Escritos en la era axial, como la denominó Karl Jaspers en su hermoso ensayo Origen y meta de la historia —disponible en Acantilado, que ha recuperado la temprana traducción que Fernando Vela dio a conocer en las prensas de la Revista de Occidente (1951)—, los “Poemas budistas de mujeres sabias” que Jesús Aguado ha versionado e introducido en Therigatha (Kairós) conforman la más antigua antología de literatura femenina en cualquier cultura, transmitida oralmente durante siglos —las autoras fueron contemporáneas del Buddha o muy poco posteriores a su paso por la tierra— y fijada por escrito en el primero antes de Cristo.
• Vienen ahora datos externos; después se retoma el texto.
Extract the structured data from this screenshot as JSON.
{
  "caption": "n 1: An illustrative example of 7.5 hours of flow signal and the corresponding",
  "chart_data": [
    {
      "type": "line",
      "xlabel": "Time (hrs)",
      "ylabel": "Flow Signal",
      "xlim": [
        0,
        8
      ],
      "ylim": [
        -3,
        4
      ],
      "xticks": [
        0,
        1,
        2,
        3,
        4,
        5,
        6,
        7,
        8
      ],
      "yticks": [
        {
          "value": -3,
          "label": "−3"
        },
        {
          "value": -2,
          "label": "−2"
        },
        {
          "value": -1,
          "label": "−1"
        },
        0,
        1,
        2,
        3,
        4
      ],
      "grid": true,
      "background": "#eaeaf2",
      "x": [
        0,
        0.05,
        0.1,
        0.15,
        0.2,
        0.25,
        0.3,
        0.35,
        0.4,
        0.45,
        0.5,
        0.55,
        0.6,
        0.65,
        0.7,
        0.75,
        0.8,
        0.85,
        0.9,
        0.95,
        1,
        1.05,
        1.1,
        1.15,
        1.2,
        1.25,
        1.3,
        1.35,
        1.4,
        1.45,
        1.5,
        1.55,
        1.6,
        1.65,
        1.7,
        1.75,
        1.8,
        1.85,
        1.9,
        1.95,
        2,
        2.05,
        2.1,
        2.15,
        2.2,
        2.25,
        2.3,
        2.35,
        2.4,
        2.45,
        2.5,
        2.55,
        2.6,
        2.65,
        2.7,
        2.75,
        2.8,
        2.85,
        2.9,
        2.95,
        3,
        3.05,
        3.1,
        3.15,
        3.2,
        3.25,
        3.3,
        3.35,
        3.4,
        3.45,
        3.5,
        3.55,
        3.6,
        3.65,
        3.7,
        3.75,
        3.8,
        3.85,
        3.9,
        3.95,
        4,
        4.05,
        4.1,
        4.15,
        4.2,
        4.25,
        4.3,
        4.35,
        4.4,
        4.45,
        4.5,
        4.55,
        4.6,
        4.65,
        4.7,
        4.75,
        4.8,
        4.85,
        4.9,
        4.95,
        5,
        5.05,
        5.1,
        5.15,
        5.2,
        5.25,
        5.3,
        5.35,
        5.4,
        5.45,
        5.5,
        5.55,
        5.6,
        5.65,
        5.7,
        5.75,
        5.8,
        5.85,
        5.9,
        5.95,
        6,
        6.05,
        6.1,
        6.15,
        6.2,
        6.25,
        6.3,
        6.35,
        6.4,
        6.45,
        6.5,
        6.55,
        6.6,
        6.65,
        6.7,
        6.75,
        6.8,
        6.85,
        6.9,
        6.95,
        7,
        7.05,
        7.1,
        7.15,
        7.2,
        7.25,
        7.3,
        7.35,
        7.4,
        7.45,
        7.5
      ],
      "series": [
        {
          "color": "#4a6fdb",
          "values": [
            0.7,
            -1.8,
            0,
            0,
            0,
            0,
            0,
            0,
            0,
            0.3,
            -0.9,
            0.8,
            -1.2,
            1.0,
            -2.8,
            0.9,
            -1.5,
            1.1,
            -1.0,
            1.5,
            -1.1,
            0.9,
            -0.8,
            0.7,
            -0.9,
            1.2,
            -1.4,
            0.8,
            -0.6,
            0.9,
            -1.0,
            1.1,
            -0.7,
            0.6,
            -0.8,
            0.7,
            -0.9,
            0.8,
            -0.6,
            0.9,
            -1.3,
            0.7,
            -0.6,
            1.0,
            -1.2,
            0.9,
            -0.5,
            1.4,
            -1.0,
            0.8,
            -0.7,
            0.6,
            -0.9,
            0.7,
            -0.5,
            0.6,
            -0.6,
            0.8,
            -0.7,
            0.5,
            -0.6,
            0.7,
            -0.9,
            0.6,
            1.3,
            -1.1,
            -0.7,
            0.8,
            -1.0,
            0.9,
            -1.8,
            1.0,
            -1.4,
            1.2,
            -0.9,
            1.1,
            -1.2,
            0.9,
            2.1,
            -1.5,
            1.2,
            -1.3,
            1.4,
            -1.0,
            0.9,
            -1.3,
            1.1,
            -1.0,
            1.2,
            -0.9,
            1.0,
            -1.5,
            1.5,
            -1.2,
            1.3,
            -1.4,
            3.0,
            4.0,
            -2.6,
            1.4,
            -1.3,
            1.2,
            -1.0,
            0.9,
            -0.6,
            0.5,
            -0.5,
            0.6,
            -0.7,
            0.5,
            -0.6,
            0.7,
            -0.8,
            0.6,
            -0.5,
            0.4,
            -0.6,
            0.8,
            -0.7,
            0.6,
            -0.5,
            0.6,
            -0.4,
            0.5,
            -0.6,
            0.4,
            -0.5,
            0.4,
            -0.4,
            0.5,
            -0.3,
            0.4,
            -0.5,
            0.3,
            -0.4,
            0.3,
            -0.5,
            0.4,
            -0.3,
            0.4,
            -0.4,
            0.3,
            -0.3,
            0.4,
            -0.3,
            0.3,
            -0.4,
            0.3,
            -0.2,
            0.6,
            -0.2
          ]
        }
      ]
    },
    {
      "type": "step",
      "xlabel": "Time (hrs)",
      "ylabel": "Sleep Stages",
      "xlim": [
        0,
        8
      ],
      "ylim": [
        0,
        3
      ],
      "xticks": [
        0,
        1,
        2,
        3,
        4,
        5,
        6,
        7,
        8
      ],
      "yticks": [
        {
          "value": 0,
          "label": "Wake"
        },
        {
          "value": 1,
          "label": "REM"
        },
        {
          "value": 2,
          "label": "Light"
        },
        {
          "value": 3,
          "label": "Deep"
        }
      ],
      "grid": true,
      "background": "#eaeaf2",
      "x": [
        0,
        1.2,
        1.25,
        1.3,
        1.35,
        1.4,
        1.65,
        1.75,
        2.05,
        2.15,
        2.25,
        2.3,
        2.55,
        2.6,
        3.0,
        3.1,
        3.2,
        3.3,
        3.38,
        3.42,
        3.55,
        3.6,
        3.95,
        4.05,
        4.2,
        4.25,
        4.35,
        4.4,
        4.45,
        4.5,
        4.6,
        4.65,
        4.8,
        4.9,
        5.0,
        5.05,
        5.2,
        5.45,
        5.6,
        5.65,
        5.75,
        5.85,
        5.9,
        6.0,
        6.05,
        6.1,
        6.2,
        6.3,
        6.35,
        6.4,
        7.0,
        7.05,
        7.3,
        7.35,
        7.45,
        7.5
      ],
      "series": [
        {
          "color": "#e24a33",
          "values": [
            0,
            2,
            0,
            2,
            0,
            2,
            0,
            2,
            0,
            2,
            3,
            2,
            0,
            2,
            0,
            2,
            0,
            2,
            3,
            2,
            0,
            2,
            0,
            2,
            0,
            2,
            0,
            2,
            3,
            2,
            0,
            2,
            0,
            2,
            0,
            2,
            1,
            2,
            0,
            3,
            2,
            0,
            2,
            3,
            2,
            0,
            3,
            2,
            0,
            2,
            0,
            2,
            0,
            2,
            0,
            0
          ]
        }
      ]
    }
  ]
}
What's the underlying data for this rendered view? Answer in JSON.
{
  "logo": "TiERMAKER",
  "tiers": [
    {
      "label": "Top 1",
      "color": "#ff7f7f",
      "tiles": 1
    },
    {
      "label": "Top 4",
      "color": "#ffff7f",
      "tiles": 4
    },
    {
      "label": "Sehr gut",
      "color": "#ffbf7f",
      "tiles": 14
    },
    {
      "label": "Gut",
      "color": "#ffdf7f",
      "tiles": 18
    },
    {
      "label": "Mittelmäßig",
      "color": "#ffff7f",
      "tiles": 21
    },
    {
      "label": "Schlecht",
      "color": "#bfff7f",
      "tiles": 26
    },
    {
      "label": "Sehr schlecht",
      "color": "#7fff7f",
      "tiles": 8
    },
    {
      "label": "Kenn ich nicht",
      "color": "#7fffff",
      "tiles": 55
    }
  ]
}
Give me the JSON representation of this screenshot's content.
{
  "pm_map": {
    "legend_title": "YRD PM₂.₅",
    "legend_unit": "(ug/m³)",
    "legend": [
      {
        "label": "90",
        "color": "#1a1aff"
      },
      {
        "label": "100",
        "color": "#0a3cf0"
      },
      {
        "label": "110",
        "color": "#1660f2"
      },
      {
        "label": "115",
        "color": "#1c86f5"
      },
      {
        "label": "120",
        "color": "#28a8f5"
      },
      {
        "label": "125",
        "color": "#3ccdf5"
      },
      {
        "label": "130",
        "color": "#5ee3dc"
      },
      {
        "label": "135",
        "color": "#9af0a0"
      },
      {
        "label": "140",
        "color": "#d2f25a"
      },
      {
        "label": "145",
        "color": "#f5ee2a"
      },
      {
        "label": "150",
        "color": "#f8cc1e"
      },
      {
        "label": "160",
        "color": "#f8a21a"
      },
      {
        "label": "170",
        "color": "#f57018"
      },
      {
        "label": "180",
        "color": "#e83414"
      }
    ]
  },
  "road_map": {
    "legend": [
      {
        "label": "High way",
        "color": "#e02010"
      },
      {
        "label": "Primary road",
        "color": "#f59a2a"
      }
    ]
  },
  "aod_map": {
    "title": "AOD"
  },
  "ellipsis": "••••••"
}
Al margen de su valor testimonial, que documenta los orígenes de la nueva religión y la inmediata recepción de su doctrina entre los fieles, estos poemas aurorales, obra de “ancianas que han crecido en sabiduría” —monjas o bhikkhunis, explica el traductor, retiradas del mundo como sus compañeros varones— y se expresaban probablemente en magadhi, la lengua indoirania de la que se sirvió el propio Gautama, impresionan por su sencillez no exenta de hondura y transmiten una forma de espiritualidad alegre, luminosa, como debida a quienes se sienten liberados —liberadas— de las servidumbres encarnadas en las pasiones, pero también, pues se trata de mujeres, del estrecho papel asignado a su sexo. No menos que los poemas, conmueven las semblanzas biográficas que los preceden, verdaderos microrrelatos reales que recopilan los datos conocidos de las autoras y resumen sus itinerarios —a modo de “vidas ejemplares”— en textos tan breves como evocadores. “Devotas y valientes”, las llama Aguado, que lleva mucha India recorrida y sabe bien que el coraje, entonces o ahora, no equivale a descreimiento.